Enterprise Proptech Exception
Worth noting: most of this consolidation talk applies to consumer-facing and agent-facing proptech. Enterprise proptech—tools for large property developers, construction firms, and commercial property managers—is a different market with different dynamics.
Companies selling into enterprise property tend to have longer sales cycles, higher contract values, and stickier customers. Some of these businesses are quietly building sustainable companies outside the venture-fueled growth-at-all-costs model.
These companies aren’t immune to funding challenges, but they’re less dependent on venture capital and less likely to be forced into distressed acquisitions.
What Happens Next
Expect more acquisitions through 2026. There are dozens of Australian proptech companies that raised venture funding in 2022-2023 and are now facing the question of what comes next.
Some will find paths to profitability and operate as independent businesses. Some will successfully raise additional funding—though probably at flat or down valuations. Many will explore strategic acquisitions.

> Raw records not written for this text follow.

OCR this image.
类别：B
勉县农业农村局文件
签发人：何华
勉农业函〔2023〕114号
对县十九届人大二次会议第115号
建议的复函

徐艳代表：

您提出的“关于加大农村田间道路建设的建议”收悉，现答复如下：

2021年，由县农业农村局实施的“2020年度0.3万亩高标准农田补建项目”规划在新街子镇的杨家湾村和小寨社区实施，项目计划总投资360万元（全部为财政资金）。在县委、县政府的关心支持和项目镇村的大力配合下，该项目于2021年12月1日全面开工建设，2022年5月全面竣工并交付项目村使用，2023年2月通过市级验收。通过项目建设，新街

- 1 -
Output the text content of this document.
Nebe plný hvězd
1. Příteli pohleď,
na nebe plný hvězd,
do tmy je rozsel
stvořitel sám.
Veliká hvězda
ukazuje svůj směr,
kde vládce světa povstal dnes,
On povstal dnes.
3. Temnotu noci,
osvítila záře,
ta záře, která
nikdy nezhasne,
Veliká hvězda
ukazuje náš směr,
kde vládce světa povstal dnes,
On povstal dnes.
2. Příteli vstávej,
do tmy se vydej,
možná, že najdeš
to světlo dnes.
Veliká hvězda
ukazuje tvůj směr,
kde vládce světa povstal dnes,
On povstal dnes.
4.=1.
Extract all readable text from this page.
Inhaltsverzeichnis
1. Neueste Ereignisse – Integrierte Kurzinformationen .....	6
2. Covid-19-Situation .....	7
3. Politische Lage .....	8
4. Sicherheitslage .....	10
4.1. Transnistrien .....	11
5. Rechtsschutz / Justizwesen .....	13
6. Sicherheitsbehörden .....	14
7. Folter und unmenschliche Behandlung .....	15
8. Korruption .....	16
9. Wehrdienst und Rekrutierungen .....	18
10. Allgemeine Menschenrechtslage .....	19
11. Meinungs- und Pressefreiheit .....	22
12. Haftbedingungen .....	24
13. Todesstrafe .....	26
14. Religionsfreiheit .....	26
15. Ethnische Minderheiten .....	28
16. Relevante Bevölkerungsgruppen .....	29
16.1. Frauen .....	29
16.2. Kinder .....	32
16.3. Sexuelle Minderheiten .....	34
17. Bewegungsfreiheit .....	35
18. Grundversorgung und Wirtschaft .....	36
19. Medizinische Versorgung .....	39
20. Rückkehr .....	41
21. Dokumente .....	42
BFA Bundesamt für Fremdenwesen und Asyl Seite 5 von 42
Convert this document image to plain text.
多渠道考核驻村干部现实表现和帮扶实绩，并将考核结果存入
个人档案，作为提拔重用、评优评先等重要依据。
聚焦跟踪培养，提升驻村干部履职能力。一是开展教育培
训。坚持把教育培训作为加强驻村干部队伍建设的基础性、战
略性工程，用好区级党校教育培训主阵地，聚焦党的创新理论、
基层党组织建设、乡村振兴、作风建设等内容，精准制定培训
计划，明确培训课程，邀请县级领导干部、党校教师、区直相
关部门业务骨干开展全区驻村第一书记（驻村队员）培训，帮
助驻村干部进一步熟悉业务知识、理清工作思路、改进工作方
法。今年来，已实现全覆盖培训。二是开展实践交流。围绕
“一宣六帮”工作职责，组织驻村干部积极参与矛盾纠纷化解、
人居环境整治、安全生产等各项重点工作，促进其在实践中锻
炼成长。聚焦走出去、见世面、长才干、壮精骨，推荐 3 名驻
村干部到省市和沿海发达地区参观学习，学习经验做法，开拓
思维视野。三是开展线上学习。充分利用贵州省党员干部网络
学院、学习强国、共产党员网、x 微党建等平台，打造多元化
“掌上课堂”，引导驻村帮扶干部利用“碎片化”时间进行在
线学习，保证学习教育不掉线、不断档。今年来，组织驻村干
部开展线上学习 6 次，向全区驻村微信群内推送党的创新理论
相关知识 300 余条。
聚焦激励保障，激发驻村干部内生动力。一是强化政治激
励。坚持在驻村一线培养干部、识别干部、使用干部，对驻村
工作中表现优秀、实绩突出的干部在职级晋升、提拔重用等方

The proptech ecosystem that emerges from this consolidation will likely look more like traditional software markets: a few large platforms, a healthy but smaller ecosystem of independent tools serving niche needs, and less venture capital flowing into “disrupting real estate” than during the peak years.
That’s not necessarily the outcome founders and investors wanted, but it’s probably a more sustainable market structure than what we had during the bubble.